A Long Journey by Sue Mullinger


Bridget was pleased to find an empty seat on the bus. Her customers all seemed to have complaints and the day had been long. She did not have a lunch break as a couple of members’ of staff were on holiday. Bridget knew she could not leave her till unattended. Her feet ached and she gratefully sat down.

 When all the passengers were loaded, the driver drove out of the bus station. At the next stop, several people got on including a young mother with a toddler and baby in a buggy.

 The mother sat and looked at her mobile phone. She never looked for her small son. He had climbed on a seat behind Bridget and was bouncing up and down. Then he jumped across the aisle. When the bus moved from the stop the child began running towards the back of the bus. He was shouting for his mother to watch but she ignored him and the baby in the buggy while she continued to look at the screen.

 Bridget tried calling the mother, tried telling her the son was going to hurt himself but the young woman remained engrossed in her phone.The little boy was getting louder and louder. Bus began to gain speed and the boy jumped off a compartment for luggage but this time he fell. He landed heavily with a thud. The boy started to cry and still the mother took no notice of him.

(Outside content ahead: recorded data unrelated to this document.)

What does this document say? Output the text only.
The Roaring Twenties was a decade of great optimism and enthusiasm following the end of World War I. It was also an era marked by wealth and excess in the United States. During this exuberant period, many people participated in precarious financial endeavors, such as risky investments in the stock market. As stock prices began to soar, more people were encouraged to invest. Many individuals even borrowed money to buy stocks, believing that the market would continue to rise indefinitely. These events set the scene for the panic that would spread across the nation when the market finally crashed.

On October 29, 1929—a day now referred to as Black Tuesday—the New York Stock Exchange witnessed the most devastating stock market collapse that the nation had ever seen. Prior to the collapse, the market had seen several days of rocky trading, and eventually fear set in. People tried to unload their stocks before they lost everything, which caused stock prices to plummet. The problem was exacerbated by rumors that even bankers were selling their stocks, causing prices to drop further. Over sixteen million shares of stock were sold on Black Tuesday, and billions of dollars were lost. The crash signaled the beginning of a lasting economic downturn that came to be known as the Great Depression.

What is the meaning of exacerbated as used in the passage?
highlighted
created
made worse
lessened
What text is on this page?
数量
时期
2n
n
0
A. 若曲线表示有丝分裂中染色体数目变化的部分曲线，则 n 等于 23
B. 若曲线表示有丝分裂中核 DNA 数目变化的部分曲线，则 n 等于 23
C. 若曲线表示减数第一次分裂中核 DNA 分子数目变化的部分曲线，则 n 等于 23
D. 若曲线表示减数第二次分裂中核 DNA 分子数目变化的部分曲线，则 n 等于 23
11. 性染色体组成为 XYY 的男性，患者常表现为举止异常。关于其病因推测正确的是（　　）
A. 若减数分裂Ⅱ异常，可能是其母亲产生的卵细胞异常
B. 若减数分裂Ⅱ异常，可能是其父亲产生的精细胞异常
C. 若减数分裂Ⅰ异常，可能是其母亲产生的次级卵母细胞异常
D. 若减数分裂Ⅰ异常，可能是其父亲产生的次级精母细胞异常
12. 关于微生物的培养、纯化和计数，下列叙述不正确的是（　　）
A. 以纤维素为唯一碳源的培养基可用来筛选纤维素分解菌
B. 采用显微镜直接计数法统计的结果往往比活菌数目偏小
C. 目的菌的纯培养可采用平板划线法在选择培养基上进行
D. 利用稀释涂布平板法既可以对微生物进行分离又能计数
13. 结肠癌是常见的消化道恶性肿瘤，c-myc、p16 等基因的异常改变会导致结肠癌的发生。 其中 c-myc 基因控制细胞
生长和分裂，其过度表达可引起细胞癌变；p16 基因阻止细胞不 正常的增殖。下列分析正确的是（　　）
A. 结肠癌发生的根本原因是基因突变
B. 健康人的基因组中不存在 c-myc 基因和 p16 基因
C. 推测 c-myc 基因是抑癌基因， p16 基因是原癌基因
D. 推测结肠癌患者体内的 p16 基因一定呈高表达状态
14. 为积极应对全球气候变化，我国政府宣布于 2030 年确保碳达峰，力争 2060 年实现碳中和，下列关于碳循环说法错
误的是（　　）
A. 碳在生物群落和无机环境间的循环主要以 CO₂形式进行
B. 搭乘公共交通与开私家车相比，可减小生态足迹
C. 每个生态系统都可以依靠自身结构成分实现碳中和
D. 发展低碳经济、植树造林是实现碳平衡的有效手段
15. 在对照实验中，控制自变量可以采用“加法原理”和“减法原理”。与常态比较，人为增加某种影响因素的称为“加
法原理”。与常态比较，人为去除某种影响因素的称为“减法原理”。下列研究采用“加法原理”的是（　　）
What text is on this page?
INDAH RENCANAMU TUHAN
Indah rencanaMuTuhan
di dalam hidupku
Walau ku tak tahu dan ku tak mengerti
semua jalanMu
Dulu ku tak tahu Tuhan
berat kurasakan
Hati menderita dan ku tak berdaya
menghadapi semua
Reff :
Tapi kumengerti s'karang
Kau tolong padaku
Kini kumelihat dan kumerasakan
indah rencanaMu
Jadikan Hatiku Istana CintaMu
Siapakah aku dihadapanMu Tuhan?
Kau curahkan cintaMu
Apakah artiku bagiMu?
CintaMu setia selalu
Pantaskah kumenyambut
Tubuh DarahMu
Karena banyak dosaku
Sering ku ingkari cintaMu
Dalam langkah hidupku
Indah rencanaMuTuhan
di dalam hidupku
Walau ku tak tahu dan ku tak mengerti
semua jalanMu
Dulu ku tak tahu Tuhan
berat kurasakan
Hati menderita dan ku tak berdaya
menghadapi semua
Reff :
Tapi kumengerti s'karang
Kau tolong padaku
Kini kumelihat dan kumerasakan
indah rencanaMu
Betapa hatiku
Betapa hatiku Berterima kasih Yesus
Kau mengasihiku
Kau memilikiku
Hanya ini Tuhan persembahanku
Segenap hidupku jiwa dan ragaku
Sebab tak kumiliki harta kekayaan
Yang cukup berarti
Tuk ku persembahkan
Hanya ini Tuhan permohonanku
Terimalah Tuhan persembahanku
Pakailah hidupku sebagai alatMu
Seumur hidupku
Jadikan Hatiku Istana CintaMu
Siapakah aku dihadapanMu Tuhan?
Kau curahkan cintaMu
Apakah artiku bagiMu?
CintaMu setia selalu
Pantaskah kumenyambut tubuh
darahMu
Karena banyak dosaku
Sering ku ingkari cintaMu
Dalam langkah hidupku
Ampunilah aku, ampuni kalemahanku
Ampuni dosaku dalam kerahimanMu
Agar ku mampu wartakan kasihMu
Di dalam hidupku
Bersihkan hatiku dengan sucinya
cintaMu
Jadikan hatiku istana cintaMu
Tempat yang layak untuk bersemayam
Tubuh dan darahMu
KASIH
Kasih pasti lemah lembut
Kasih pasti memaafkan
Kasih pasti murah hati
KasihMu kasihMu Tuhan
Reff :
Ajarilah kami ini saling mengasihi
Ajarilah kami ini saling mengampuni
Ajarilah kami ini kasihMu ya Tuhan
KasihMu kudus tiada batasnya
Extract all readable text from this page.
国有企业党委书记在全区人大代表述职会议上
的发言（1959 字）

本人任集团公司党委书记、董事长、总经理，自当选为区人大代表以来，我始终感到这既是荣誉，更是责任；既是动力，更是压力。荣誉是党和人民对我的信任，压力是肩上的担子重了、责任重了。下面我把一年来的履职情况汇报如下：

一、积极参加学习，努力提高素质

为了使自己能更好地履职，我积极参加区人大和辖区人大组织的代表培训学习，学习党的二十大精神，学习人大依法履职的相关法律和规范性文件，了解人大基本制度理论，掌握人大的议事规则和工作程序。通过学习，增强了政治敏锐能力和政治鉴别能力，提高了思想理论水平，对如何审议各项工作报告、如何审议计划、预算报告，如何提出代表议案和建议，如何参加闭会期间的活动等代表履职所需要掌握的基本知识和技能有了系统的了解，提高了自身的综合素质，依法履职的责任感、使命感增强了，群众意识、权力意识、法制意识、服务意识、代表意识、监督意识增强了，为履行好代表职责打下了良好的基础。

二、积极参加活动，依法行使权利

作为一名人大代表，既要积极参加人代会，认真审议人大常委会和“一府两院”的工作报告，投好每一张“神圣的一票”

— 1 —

 Bridget saw that a man had gone and picked up the boy. He was checking him over to make sure the child was not hurt. It was then that the mother looked up and unleashed a set of profanities when she saw her son in the arms of a stranger.

 The man put the boy down and rushed back to his seat not saying anything. A general murmur of disbelief was heard throughout the vehicle. Bridget pressed the button to get off at the next stop. As she walked by the mother she could not resist saying bus passengers are not your children’s carers. She told her she should be happy that her son had not been seriously hurt.

     Descending the bus steps Bridget blushed when she received a round of applause from the other passengers.’